Pooran in an ODI vs Bangladesh in 2022
But when the need arrives to fire against the big teams, he’s found wanting.
And that’s not only true in crunch T20 games, not to mention the World Cup contests where the West Indies who fired a half century was Brandon King, while the Windies captain’s scores were objectionable - 5, 7 and 13.
If his inconsistencies aren’t yet evident then the following may, just may, roll the dice:
In each of the three ODI’s versus The Netherlands, Pooran failed horribly with the bat and that too, against spin. Falling, as a matter of fact, to read the line of the ball and that too versus the same spinner.
A series win did come albeit in a usual west Indian huffing and puffing way thanks to centuries by Shai Hope and company and decent outings by the spirited Keacy Carty.
But even in the series against Pakistan, Pooran, the captain and the batsman, was found wanting. Once again, his overly attacking instincts came in between periods of play where he was better off staying calm instead of going for one big shot too many.

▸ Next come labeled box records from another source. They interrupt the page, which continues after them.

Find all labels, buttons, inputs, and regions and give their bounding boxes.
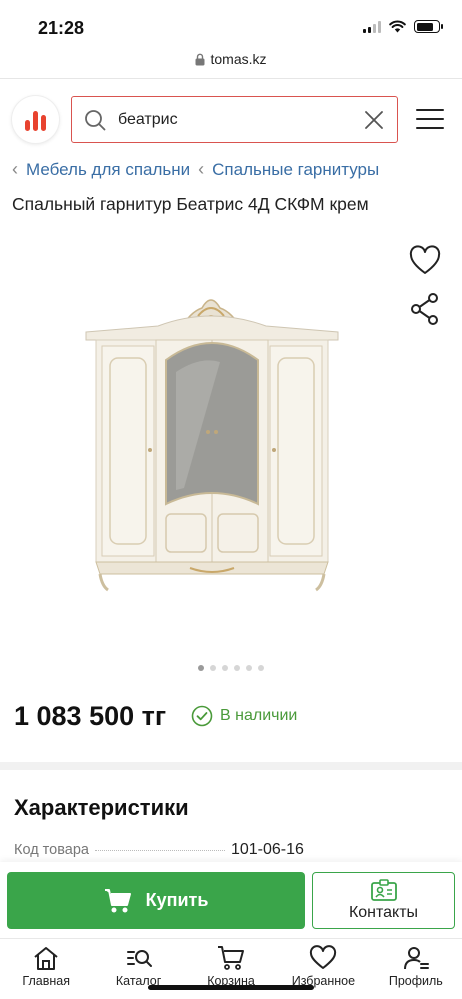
lock-icon [195, 53, 205, 65]
breadcrumb-label[interactable]: Мебель для спальни [26, 160, 190, 180]
gallery-dot[interactable] [258, 665, 264, 671]
close-icon[interactable] [363, 109, 385, 131]
product-gallery[interactable] [0, 228, 462, 668]
availability-text: В наличии [220, 707, 298, 724]
status-bar: 21:28 [0, 0, 462, 44]
profile-icon [403, 947, 429, 970]
search-input[interactable] [118, 110, 363, 129]
contacts-button-label: Контакты [348, 904, 419, 921]
gallery-dot[interactable] [198, 665, 204, 671]
nav-item-profile[interactable]: Профиль [370, 939, 462, 999]
check-circle-icon [191, 705, 213, 727]
share-icon[interactable] [408, 292, 442, 326]
purchase-bar: Купить Контакты [0, 862, 462, 938]
gallery-dot[interactable] [234, 665, 240, 671]
url-text: tomas.kz [210, 51, 267, 67]
home-indicator [148, 985, 314, 990]
home-icon [34, 947, 58, 970]
gallery-dot[interactable] [210, 665, 216, 671]
nav-label: Главная [22, 974, 70, 988]
battery-icon [414, 20, 443, 33]
divider [0, 78, 462, 79]
wifi-icon [389, 20, 406, 33]
chevron-left-icon: ‹ [198, 159, 205, 179]
cellular-signal-icon [363, 20, 381, 33]
nav-item-favorites[interactable]: Избранное [277, 939, 369, 999]
nav-item-catalog[interactable]: Каталог [92, 939, 184, 999]
breadcrumb-item[interactable]: ‹ Мебель для спальни [12, 159, 190, 180]
section-divider [0, 762, 462, 770]
cart-icon [104, 888, 131, 912]
characteristics-title: Характеристики [14, 795, 189, 820]
status-icons [363, 20, 443, 33]
breadcrumb-item[interactable]: ‹ Спальные гарнитуры [198, 159, 379, 180]
nav-label: Профиль [388, 974, 443, 988]
spec-value: 101-06-16 [230, 841, 304, 858]
heart-icon[interactable] [408, 244, 442, 278]
battery-level [416, 22, 434, 31]
contacts-button[interactable]: Контакты [312, 872, 455, 929]
contact-card-icon [370, 879, 397, 901]
tomas-logo-icon[interactable] [12, 96, 59, 143]
cart-icon [218, 946, 245, 970]
nav-item-home[interactable]: Главная [0, 939, 92, 999]
search-box[interactable] [71, 96, 398, 143]
spec-label: Код товара [14, 842, 89, 858]
status-time: 21:28 [38, 18, 85, 38]
buy-button-label: Купить [145, 890, 209, 910]
wardrobe-image[interactable] [80, 292, 342, 592]
gallery-dot[interactable] [246, 665, 252, 671]
product-price: 1 083 500 тг [14, 701, 167, 731]
breadcrumb: ‹ Мебель для спальни ‹ Спальные гарнитур… [12, 159, 379, 180]
gallery-dot[interactable] [222, 665, 228, 671]
search-icon[interactable] [84, 109, 106, 131]
spec-row: Код товара 101-06-16 [14, 841, 434, 859]
chevron-left-icon: ‹ [12, 159, 18, 179]
breadcrumb-label[interactable]: Спальные гарнитуры [212, 160, 379, 180]
nav-item-cart[interactable]: Корзина [185, 939, 277, 999]
product-title: Спальный гарнитур Беатрис 4Д СКФМ крем [12, 194, 369, 214]
heart-icon [310, 945, 337, 969]
gallery-pagination[interactable] [0, 665, 462, 671]
hamburger-menu-icon[interactable] [416, 109, 444, 129]
catalog-search-icon [126, 950, 152, 967]
availability-status: В наличии [191, 705, 297, 727]
address-bar[interactable]: tomas.kz [0, 48, 462, 70]
buy-button[interactable]: Купить [7, 872, 305, 929]
spec-leader [94, 850, 225, 851]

We ought to remember the West Indies lost each and every game under his leadership on that dismal tour where not in any game did it look that the West Indies lacked the talent or ability to overcome one of the best sub continental sides that there is.
So where do the West Indies go from here?
It’s simple. They must go from strength to strength but they truly have taken the first right step in that direction of rebuilding, if they’re any serious about it, which was anyways to see themselves in the mirror.
Now they they have, who’s the right man for the tough job? Powell, anyone?